Par les mots de Jean Queval

Par HERVÉ LE TELLIER

(…) À la lecture d’Animal Farm, on comprend vite qu’une chose fascine et terrifie George Orwell. Cette chose, c’est le langage, et sa capacité de manipulation des foules. Le goret « bien en chair et de petite taille » Brille-Babil parvient à convaincre les autres animaux avec une efficacité désarmante. Il faut dire que les pauvres bêtes, qui pour la plupart ne savent pas lire, croient aussi le corbeau, noir symbole de l’église orthodoxe, qui leur promet (après la mort) la « Montagne de Sucrecandi ». Mais leur sottise et leur crédulité n’expliquent pas tout.

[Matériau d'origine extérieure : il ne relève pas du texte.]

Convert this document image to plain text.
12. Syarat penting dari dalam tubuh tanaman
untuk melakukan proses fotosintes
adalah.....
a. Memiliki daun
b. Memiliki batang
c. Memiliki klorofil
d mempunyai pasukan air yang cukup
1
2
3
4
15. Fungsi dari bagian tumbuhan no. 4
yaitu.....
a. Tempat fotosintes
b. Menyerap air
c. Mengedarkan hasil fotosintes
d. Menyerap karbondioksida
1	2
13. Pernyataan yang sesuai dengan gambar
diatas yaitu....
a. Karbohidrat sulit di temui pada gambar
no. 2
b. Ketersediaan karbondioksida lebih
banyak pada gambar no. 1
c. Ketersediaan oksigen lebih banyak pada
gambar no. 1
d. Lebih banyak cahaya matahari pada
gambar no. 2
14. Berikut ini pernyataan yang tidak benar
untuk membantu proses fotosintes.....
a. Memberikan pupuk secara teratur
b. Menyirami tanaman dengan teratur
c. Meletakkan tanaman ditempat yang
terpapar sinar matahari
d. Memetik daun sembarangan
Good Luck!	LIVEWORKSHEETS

Ce que perçoit Orwell, c’est la force croissante de la propagande, la puissance désespérante de la tromperie généralisée. Le discours compte plus que la vérité. Hitler, selon la légende, disait que « la vérité, c’est un mensonge répété mille fois » ; plus récemment, Donald Trump, par la voix de sa conseillère en communication Kellyanne Conway, inventa le réjouissant concept de « fait alternatif ». Alors, tout comme les faussaires du Kremlin dans les années 1930 gomment Trotski et Kamenev des photographies prises en 1919, Brille-Babil, pour assurer le règne de Napoléon, va détruire le souvenir d’un Boule de Neige dirigeant du soulèvement animal, et d’ailleurs blessé lors de celui-ci, pour affirmer : « Du premier jour Boule de Neige était de mèche avec Jones ! Il n’a cessé d’être son agent secret » (p. 89). Les souvenirs deviennent flous, la vérité s’estompe : « Êtes-vous tout à fait sûrs, camarades, que vous n’avez pas rêvé ? » (p. 77). Le discours produit aussi bien le réel que son effacement : l’oubli. « L’ignorance, c’est la force », écrira Orwell dans 1984, et Brille-Babil annonce, dans sa version porcine, le futur ministère de la Vérité.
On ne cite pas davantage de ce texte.